Since national economic and financial anxiety will ultimately redound on Trump, presidential job approval is a key standard for understanding the linkage of anxiety to the election. The three regrouped categories of short-term cash concerns, long-term concerns and healthcare concerns are outlined below by Trump job approval and party identification.

Those with immediate cashflow concerns tend to be Democrats and disapprove of Trump while those with no concerns are mostly Republicans and approve of Trump. But those with healthcare-specific anxiety or fear of their long-term financial stability are more evenly split politically. This means that these two broad areas could be pivotal in the 2020 elections as their impact could benefit either political party.

Political Makeup of Different Financial Worry Types
Immediate cashflow concerns (49%) Healthcare only (14%) Long range concerns only (10%) No concerns (27%)
% % % %
Trump approval
Approve 30 52 49 67
Disapprove 66 44 49 30
No opinion 5 4 2 3
Party ID
Republican/Lean Republican 33 50 44 63
Independent-no lean 13 6 7 6
Democrat/Lean Democratic 55 45 48 31
Gallup, April 1-9, 2019

Bottom Line

As the American novelist and playwright Arthur Somers Roche said, "Anxiety is a thin stream of fear trickling through the mind. If encouraged, it cuts a channel into which all other thoughts are drained."

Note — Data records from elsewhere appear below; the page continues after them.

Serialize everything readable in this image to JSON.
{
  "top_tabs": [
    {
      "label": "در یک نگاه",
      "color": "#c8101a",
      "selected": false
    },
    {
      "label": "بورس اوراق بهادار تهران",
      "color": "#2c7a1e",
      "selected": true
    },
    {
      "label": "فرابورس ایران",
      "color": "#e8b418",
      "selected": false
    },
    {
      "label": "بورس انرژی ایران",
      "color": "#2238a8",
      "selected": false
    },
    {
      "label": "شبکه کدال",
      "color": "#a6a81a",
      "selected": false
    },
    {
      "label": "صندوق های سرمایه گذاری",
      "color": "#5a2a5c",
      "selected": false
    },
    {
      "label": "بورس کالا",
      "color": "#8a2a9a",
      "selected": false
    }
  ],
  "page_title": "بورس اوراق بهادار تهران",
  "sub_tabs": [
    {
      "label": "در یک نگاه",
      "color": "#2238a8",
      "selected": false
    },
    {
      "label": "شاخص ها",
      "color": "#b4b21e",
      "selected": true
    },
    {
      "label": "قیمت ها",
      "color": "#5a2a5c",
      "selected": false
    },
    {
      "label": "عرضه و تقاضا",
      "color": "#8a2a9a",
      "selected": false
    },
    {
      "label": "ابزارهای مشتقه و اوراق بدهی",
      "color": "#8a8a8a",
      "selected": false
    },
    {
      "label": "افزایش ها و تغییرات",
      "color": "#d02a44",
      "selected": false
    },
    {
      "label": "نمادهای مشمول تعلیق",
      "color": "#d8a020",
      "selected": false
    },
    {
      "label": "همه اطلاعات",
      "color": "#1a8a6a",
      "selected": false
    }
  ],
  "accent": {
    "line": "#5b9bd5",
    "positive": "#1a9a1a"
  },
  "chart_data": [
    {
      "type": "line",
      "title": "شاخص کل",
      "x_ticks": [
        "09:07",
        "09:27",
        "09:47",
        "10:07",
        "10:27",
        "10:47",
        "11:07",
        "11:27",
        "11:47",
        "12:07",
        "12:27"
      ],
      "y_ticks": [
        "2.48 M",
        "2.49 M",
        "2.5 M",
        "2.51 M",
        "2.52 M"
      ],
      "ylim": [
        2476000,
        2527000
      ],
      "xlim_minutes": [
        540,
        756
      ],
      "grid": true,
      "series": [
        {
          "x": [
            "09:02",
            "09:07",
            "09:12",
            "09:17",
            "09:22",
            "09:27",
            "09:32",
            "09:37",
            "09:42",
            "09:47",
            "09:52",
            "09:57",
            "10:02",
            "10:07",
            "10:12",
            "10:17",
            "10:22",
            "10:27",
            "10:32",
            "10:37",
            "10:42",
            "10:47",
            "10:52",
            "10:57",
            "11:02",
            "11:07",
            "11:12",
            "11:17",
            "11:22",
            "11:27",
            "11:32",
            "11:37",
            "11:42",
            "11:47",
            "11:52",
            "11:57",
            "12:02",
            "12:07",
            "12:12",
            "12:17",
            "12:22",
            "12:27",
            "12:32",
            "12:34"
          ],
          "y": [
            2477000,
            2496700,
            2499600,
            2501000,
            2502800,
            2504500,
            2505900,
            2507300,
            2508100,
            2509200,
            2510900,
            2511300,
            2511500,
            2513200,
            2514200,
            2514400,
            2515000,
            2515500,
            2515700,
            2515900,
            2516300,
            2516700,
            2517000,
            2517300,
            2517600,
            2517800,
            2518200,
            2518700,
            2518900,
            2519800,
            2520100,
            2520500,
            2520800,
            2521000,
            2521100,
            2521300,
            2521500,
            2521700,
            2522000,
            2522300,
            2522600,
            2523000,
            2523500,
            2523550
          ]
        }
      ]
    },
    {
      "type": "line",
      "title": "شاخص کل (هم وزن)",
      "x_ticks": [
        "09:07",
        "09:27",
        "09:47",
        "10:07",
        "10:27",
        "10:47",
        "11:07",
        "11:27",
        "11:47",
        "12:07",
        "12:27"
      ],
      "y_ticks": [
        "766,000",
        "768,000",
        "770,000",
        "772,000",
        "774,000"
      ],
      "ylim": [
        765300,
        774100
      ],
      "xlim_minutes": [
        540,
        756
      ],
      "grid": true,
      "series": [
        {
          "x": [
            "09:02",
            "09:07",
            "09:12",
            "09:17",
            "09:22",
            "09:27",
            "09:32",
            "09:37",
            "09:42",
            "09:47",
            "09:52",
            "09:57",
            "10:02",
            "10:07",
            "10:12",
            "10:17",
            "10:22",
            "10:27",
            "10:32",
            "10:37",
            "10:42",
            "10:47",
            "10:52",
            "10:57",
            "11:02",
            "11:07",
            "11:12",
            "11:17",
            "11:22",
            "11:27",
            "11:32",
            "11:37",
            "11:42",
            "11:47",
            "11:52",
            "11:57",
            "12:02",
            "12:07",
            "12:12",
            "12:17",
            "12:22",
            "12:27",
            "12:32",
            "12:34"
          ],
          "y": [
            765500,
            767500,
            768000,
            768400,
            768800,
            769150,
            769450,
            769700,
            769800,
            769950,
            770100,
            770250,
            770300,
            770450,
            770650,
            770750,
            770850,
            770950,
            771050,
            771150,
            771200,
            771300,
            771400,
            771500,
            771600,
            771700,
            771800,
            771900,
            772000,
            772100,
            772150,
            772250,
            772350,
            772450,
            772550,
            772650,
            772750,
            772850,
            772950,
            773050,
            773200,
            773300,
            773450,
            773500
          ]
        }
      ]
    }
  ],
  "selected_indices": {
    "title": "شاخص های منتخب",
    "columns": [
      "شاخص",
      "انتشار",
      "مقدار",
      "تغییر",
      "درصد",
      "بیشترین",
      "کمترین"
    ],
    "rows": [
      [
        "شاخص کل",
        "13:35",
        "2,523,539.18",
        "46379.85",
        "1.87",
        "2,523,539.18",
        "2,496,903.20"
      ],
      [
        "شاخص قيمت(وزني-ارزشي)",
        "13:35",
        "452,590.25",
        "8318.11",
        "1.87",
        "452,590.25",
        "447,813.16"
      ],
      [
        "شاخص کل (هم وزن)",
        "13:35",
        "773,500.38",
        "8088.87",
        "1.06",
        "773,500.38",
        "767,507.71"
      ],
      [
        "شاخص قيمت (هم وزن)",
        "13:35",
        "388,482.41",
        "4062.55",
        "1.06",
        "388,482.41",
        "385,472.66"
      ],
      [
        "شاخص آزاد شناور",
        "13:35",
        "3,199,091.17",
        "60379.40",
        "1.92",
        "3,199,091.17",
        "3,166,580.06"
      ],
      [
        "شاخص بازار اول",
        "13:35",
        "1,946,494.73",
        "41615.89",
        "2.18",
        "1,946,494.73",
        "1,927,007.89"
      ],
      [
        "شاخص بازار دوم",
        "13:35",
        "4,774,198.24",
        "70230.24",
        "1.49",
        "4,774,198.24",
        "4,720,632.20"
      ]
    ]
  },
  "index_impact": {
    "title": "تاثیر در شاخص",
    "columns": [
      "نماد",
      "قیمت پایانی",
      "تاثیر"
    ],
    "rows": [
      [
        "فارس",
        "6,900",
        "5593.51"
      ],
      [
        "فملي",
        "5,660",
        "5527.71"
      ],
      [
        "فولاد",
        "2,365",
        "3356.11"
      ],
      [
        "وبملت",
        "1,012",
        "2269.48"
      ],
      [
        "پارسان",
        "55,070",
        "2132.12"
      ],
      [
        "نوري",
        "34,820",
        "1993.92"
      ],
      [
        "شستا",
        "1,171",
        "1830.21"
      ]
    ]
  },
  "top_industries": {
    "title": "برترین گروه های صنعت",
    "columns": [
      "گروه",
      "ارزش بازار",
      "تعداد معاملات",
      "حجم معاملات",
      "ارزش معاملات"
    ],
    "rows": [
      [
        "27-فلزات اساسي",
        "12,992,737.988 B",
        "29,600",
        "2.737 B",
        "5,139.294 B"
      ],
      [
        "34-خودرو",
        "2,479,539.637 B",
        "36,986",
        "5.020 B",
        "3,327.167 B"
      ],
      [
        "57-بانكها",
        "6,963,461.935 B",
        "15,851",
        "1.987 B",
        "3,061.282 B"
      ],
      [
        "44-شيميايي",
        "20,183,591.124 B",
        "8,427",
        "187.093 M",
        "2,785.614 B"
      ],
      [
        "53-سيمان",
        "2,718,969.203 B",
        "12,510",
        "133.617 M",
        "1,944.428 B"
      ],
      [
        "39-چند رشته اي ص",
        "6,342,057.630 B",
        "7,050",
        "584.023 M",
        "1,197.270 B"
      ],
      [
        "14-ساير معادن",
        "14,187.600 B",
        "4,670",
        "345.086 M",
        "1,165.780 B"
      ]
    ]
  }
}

Over 50% of Americans are very or moderately concerned about paying for catastrophic healthcare and about their retirement savings, which could offset voters' satisfaction with the current U.S. economic picture.

Those most concerned about catastrophic healthcare costs includes a substantial proportion of Republicans who apparently are still waiting for a better national solution than the current one. Despite the positive national economic picture in the country today, Gallup data exposes an abundance of personal anxieties that will need to be addressed.


V. Lance Tarrance is a Gallup contributor.